CEOs priorities shifting to embrace digital business: Gartner

As per Gartner, growth, corporate strategies, IT and workforce issues continue to top CEO priorities in 2018

CEOs priorities shifting to embrace digital business: Gartner - CIO&Leader

Growth is amongst the top CEO business priorities in 2018 and 2019, according to a recent survey of CEOs and senior executives by Gartner. However, the survey revealed as simple, implemental growth becomes harder to achieve, CEOs are focusing on changing and upgrading the structure of their companies, including a deeper understanding of digital business.

The Gartner 2018 CEO and Senior Business Executive Survey of 460 CEO and senior business executives in Q4, 2017 examined their business issues, as well as some areas of technology agenda impact. In total, 460 business leaders in organizations with more than USD 50 million in annual revenue were qualified and surveyed.

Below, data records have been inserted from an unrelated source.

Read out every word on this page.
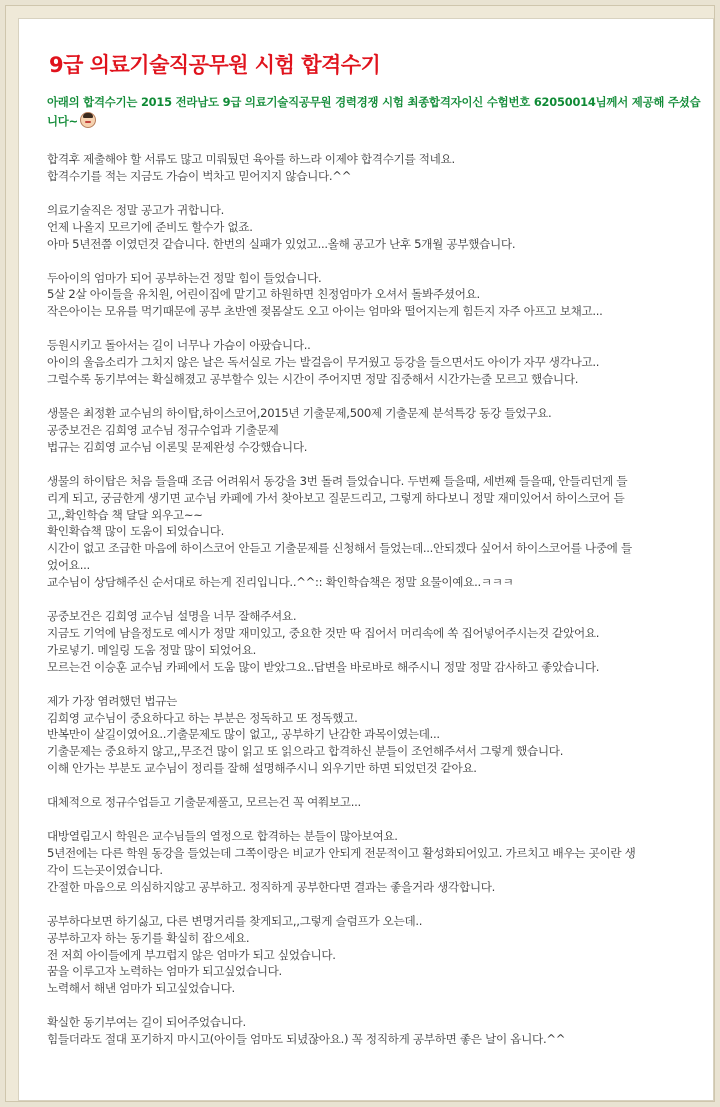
9급 의료기술직공무원 시험 합격수기

아래의 합격수기는 2015 전라남도 9급 의료기술직공무원 경력경쟁 시험 최종합격자이신 수험번호 62050014님께서 제공해 주셨습니다~

합격후 제출해야 할 서류도 많고 미뤄뒀던 육아를 하느라 이제야 합격수기를 적네요.
합격수기를 적는 지금도 가슴이 벅차고 믿어지지 않습니다.^^
의료기술직은 정말 공고가 귀합니다.
언제 나올지 모르기에 준비도 할수가 없죠.
아마 5년전쯤 이였던것 같습니다. 한번의 실패가 있었고...올해 공고가 난후 5개월 공부했습니다.
두아이의 엄마가 되어 공부하는건 정말 힘이 들었습니다.
5살 2살 아이들을 유치원, 어린이집에 맡기고 하원하면 친정엄마가 오셔서 돌봐주셨어요.
작은아이는 모유를 먹기때문에 공부 초반엔 젖몸살도 오고 아이는 엄마와 떨어지는게 힘든지 자주 아프고 보채고...
등원시키고 돌아서는 길이 너무나 가슴이 아팠습니다..
아이의 울음소리가 그치지 않은 날은 독서실로 가는 발걸음이 무거웠고 등강을 들으면서도 아이가 자꾸 생각나고..
그럴수록 동기부여는 확실해졌고 공부할수 있는 시간이 주어지면 정말 집중해서 시간가는줄 모르고 했습니다.
생물은 최정환 교수님의 하이탑,하이스코어,2015년 기출문제,500제 기출문제 분석특강 동강 들었구요.
공중보건은 김희영 교수님 정규수업과 기출문제
법규는 김희영 교수님 이론및 문제완성 수강했습니다.
생물의 하이탑은 처음 들을때 조금 어려워서 동강을 3번 돌려 들었습니다. 두번째 들을때, 세번째 들을때, 안들리던게 들
리게 되고, 궁금한게 생기면 교수님 카페에 가서 찾아보고 질문드리고, 그렇게 하다보니 정말 재미있어서 하이스코어 듣
고,,확인학습 책 달달 외우고~~
확인확습책 많이 도움이 되었습니다.
시간이 없고 조급한 마음에 하이스코어 안듣고 기출문제를 신청해서 들었는데...안되겠다 싶어서 하이스코어를 나중에 들
었어요...
교수님이 상담해주신 순서대로 하는게 진리입니다..^^:: 확인학습책은 정말 요물이예요..ㅋㅋㅋ
공중보건은 김희영 교수님 설명을 너무 잘해주셔요.
지금도 기억에 남을정도로 예시가 정말 재미있고, 중요한 것만 딱 집어서 머리속에 쏙 집어넣어주시는것 같았어요.
가로넣기. 메일링 도움 정말 많이 되었어요.
모르는건 이승훈 교수님 카페에서 도움 많이 받았그요..답변을 바로바로 해주시니 정말 정말 감사하고 좋았습니다.
제가 가장 염려했던 법규는
김희영 교수님이 중요하다고 하는 부분은 정독하고 또 정독했고.
반복만이 살길이였어요..기출문제도 많이 없고,, 공부하기 난감한 과목이였는데...
기출문제는 중요하지 않고,,무조건 많이 읽고 또 읽으라고 합격하신 분들이 조언해주셔서 그렇게 했습니다.
이해 안가는 부분도 교수님이 정리를 잘해 설명해주시니 외우기만 하면 되었던것 같아요.
대체적으로 정규수업듣고 기출문제풀고, 모르는건 꼭 여쭤보고...
대방열림고시 학원은 교수님들의 열정으로 합격하는 분들이 많아보여요.
5년전에는 다른 학원 동강을 들었는데 그쪽이랑은 비교가 안되게 전문적이고 활성화되어있고. 가르치고 배우는 곳이란 생
각이 드는곳이였습니다.
간절한 마음으로 의심하지않고 공부하고. 정직하게 공부한다면 결과는 좋을거라 생각합니다.
공부하다보면 하기싫고, 다른 변명거리를 찾게되고,,그렇게 슬럼프가 오는데..
공부하고자 하는 동기를 확실히 잡으세요.
전 저희 아이들에게 부끄럽지 않은 엄마가 되고 싶었습니다.
꿈을 이루고자 노력하는 엄마가 되고싶었습니다.
노력해서 해낸 엄마가 되고싶었습니다.
확실한 동기부여는 길이 되어주었습니다.
힘들더라도 절대 포기하지 마시고(아이들 엄마도 되녔잖아요.) 꼭 정직하게 공부하면 좋은 날이 옵니다.^^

IT remains a high priority coming in at the third position, and CEOs mention digital transformation, in particular (see Figure 1). Workforce has risen rapidly this year to become the fourth-biggest priority, up from seventh in 2017. The number of CEOs mentioning workforce in their top three priorities rose from 16% to 28%. When asked about the most significant internal constraints to growth, employee and talent issues were at the top. CEOs said a lack of talent and workforce capability is the biggest inhibitor of digital business progress.

CEOs recognize the need for cultural change

Culture change is a key aspect of digital transformation. The 2018 Gartner CIO Survey found CIOs agreed it was a very high-priority concern, but only 37% of CEOs said a significant or deep culture change is needed by 2020. However, when companies that have a digital initiative underway are compared with those that don’t, the proportion in need of culture change rose to 42%.

Digital business matters to CEOs

Survey respondents were asked whether they have a management initiative or transformation program to make their business more digital. The majority (62%) said they did. Of those organizations, 54% said that their digital business objective is transformational while 46% said the objective of the initiative is optimization.

In the background, CEOs’ use of the word “digital” has been steadily rising. When asked to describe their top five business priorities, the number of respondents mentioning the word digital at least once has risen from 2.1% in the 2012 survey to 13.4% in 2018. This positive attitude toward digital business is backed up by CEOs’ continuing intent to invest in IT. 61% of respondents intend to increase spending on IT in 2018, while 32% plan to make no changes to spending and only 7% foresee spending cuts.

More CEOs see their companies as innovation pioneers

The 2018 CEO survey showed that the percentage of respondents who think their company is an innovation pioneer has reached a high of 41% (up from 27% in 2013), with fast followers not far behind at 37%.